Apache Impala SQL ReferencePDF version

CREATE VIEW statement

The CREATE VIEW statement lets you create a shorthand abbreviation for a more complicated query. The base query can involve joins, expressions, reordered columns, column aliases, and other SQL features that can make a query hard to understand or maintain.

Because a view is purely a logical construct (an alias for a query) with no physical data behind it, ALTER VIEW only involves changes to metadata in the metastore database, not any data files in HDFS.

Syntax:

CREATE VIEW [IF NOT EXISTS] view_name
    [(column_name [COMMENT 'column_comment'][, ...])]
    [COMMENT 'view_comment']
  AS select_statement

Statement type: DDL

Usage notes:

The CREATE VIEW statement can be useful in scenarios such as the following:

  • To turn even the most lengthy and complicated SQL query into a one-liner. You can issue simple queries against the view from applications, scripts, or interactive queries in impala-shell. For example:
    select * from view_name;
    select * from view_name order by c1 desc limit 10;
    The more complicated and hard-to-read the original query, the more benefit there is to simplifying the query using a view.
  • To hide the underlying table and column names, to minimize maintenance problems if those names change. In that case, you re-create the view using the new names, and all queries that use the view rather than the underlying tables keep running with no changes.
  • To experiment with optimization techniques and make the optimized queries available to all applications. For example, if you find a combination of WHERE conditions, join order, join hints, and so on that works the best for a class of queries, you can establish a view that incorporates the best-performing techniques. Applications can then make relatively simple queries against the view, without repeating the complicated and optimized logic over and over. If you later find a better way to optimize the original query, when you re-create the view, all the applications immediately take advantage of the optimized base query.
  • To simplify a whole class of related queries, especially complicated queries involving joins between multiple tables, complicated expressions in the column list, and other SQL syntax that makes the query difficult to understand and debug. For example, you might create a view that joins several tables, filters using several WHERE conditions, and selects several columns from the result set. Applications might issue queries against this view that only vary in their LIMIT, ORDER BY, and similar simple clauses.
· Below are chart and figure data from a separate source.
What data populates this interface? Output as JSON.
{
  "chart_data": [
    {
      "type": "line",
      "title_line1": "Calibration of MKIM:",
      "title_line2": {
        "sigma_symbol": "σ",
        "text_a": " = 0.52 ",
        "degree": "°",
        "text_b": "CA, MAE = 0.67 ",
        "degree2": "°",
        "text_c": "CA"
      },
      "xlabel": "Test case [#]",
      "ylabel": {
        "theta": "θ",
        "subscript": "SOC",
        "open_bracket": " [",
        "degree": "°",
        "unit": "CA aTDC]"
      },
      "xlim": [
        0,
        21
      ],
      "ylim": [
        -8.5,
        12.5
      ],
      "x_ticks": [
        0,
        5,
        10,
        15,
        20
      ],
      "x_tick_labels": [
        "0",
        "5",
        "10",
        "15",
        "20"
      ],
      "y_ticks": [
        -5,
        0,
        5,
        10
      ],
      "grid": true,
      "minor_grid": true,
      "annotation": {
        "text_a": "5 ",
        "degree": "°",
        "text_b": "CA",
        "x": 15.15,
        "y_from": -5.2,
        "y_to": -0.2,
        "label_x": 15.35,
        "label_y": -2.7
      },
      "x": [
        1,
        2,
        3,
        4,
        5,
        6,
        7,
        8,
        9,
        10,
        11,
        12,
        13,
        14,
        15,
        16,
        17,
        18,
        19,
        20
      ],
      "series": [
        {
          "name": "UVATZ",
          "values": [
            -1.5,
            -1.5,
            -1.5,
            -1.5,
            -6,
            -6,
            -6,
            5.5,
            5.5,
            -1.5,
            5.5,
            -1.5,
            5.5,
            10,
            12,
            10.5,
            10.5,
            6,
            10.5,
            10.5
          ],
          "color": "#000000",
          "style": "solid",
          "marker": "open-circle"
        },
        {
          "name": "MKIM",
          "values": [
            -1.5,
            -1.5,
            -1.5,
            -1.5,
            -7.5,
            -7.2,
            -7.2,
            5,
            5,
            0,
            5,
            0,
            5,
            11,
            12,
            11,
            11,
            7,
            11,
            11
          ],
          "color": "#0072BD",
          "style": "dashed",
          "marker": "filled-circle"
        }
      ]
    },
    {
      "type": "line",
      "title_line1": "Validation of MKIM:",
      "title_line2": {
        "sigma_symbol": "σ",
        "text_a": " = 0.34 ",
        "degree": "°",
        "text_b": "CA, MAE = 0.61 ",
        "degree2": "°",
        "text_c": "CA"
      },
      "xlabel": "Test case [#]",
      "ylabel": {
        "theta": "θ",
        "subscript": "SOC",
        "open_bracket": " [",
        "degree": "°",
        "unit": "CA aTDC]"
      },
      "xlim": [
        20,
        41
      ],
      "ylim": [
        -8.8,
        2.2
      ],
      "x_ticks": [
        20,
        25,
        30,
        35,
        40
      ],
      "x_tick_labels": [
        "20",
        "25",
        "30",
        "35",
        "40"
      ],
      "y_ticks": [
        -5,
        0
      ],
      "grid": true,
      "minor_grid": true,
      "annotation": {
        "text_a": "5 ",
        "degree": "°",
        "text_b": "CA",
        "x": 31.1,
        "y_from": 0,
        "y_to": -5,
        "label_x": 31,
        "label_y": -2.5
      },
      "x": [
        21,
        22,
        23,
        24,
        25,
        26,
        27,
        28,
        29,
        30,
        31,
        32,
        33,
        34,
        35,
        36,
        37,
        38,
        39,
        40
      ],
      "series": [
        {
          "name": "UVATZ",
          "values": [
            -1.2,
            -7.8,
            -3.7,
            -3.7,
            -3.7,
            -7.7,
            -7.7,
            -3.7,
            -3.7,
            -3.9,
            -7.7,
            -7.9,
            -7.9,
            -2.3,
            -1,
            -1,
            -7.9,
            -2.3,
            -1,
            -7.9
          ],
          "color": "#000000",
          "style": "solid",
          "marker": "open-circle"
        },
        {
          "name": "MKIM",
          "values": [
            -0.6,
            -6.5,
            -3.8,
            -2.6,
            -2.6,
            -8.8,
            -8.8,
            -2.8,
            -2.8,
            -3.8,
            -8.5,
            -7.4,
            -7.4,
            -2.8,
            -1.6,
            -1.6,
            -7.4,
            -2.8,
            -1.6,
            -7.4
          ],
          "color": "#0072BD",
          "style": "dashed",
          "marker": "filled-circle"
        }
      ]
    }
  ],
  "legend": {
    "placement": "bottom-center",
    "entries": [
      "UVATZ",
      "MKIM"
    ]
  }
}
For queries that require repeating complicated clauses over and over again, for example in the select list, ORDER BY, and GROUP BY clauses, you can use the WITH clause as an alternative to creating a view.

You can optionally specify the table-level and the column-level comments as in the CREATE TABLE statement.
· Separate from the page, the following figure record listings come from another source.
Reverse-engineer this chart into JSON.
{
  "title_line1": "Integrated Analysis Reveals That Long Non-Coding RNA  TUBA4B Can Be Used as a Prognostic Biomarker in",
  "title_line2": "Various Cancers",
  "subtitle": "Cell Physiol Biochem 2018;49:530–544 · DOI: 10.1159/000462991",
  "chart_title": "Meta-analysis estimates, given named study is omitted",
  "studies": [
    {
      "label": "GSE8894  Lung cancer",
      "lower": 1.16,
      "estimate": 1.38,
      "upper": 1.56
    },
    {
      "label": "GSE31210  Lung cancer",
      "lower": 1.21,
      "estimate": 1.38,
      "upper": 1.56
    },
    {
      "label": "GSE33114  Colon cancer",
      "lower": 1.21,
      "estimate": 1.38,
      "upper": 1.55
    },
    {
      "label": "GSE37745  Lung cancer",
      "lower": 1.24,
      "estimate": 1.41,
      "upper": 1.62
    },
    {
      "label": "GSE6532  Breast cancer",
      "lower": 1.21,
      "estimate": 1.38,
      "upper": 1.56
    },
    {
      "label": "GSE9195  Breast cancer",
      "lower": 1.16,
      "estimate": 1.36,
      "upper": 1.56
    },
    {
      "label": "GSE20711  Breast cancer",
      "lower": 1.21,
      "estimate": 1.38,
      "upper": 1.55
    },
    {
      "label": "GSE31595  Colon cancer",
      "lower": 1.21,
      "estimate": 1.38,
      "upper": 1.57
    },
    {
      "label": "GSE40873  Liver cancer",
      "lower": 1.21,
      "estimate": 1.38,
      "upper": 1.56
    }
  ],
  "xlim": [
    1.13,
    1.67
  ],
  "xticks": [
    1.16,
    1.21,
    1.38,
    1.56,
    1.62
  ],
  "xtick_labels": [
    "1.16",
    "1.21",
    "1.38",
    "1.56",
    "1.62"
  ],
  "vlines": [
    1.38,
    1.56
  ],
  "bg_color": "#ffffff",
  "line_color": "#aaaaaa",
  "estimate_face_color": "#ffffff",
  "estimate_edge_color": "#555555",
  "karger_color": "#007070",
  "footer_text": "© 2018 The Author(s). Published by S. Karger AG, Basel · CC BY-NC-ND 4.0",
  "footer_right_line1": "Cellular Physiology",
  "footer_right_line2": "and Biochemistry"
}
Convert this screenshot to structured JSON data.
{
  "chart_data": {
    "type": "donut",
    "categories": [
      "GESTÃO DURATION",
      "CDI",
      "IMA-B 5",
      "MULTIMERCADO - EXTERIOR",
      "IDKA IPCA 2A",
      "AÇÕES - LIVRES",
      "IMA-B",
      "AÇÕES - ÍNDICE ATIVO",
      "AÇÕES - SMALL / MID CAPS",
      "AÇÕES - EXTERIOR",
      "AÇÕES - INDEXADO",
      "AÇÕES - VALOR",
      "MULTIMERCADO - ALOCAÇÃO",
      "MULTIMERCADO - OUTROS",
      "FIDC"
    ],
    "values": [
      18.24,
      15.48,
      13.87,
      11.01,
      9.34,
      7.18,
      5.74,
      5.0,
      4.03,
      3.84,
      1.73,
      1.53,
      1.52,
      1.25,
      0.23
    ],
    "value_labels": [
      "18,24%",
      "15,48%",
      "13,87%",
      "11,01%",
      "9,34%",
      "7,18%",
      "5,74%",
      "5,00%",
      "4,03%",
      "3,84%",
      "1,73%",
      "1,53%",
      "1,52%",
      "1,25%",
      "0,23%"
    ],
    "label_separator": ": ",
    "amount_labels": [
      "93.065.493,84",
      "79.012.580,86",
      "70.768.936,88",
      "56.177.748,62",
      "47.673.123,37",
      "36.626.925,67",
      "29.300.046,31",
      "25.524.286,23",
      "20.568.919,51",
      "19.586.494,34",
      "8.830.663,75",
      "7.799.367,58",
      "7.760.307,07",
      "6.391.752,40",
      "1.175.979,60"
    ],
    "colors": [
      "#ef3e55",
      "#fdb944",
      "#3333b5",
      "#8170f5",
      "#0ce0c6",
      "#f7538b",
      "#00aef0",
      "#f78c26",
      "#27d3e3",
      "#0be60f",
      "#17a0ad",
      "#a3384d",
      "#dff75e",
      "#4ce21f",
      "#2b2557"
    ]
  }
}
Complex type considerations:

For tables containing complex type columns (ARRAY, STRUCT, or MAP), you typically use join queries to refer to the complex values. You can use views to hide the join notation, making such tables seem like traditional denormalized tables, and making those tables queryable by business intelligence tools that do not have built-in support for those complex types.

Because you cannot directly issue SELECT col_name against a column of complex type, you cannot use a view or a WITH clause to rename a column by selecting it with a column alias.

If you connect to different Impala nodes within an impala-shell session for load-balancing purposes, you can enable the SYNC_DDL query option to make each DDL statement wait before returning, until the new or changed metadata has been received by all the Impala nodes.

Security considerations:

If these statements in your environment contain sensitive literal values such as credit card numbers or tax identifiers, Impala can redact this sensitive information when displaying the statements in log files and other administrative contexts.

Cancellation: Cannot be cancelled.

HDFS permissions: This statement does not touch any HDFS files or directories, therefore no HDFS permissions are required.

Examples:

-- Create a view that is exactly the same as the underlying table.
CREATE VIEW v1 AS SELECT * FROM t1;

-- Create a view that includes only certain columns from the underlying table.
CREATE VIEW v2 AS SELECT c1, c3, c7 FROM t1;

-- Create a view that filters the values from the underlying table.
CREATE VIEW v3 AS SELECT DISTINCT c1, c3, c7 FROM t1 WHERE c1 IS NOT NULL AND c5 > 0;

-- Create a view that that reorders and renames columns from the underlying table.
CREATE VIEW v4 AS SELECT c4 AS last_name, c6 AS address, c2 AS birth_date FROM t1;

-- Create a view that runs functions to convert or transform certain columns.
CREATE VIEW v5 AS SELECT c1, CAST(c3 AS STRING) c3, CONCAT(c4,c5) c5, TRIM(c6) c6, "Constant" c8 FROM t1;

-- Create a view that hides the complexity of a view query.
CREATE VIEW v6 AS SELECT t1.c1, t2.c2 FROM t1 JOIN t2 ON t1.id = t2.id;

-- Create a view with a column comment and a table comment.
CREATE VIEW v7 (c1 COMMENT 'Comment for c1', c2) COMMENT 'Comment for v7' AS SELECT t1.c1, t1.c2 FROM t1;